Diane was the same age as Bartie, but she was a class below him at school. In contrast, Diane was all cheek and cheerful laughter and she had a disregard for authority that stunned Bartie into lasting admiration. She arrived late at school nearly every day, her stiff curly hair bouncing in two bunches on either side of her round shining black face. Diane was much darker than anyone else Bartie knew, and that was because she was part negro. Diane was nearly always in trouble, both at home and at school. The man who taught her class was an emigrant under the teacher-training scheme. His nationality was a source of continual conjecture for the children he taught, and sometimes the conjecture became ribald, especially if Diane was implicated. Mr Jenzen was extremely slow-spoken and he had a passion for discipline.

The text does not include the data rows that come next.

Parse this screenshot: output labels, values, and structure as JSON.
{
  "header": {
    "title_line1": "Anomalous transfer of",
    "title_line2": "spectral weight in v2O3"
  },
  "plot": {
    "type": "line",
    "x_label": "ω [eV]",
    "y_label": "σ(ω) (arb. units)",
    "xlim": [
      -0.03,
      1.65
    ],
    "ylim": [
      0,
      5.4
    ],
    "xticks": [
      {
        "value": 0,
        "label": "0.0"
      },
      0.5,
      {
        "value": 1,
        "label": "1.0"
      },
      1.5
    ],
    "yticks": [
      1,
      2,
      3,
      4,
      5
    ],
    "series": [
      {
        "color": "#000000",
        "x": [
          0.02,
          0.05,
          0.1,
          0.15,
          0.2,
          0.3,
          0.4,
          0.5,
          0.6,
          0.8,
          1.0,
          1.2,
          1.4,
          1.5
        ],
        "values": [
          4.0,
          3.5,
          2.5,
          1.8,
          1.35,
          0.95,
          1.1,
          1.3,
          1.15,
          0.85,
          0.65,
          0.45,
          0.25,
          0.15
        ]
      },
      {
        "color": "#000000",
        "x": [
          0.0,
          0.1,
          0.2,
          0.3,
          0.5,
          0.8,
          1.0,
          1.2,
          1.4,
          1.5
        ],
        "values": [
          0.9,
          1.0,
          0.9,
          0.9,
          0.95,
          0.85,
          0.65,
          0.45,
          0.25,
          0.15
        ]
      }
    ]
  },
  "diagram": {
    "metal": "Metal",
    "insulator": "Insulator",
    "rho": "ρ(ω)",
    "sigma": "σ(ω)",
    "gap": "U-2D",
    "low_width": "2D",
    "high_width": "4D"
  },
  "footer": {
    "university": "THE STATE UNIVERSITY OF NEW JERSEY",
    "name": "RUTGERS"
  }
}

Once or twice a day he took Diane through her misdeeds and endeavoured, without success, to find out why she had erred.
‘You know that school begins at nine?’ His face was turned slightly, for this first question, his pale blue eyes fixed askance on Diane’s lively little face.
‘Yes,’ Diane would nod.
‘Then why,’ with the air of one springing a trap, ‘are you late?’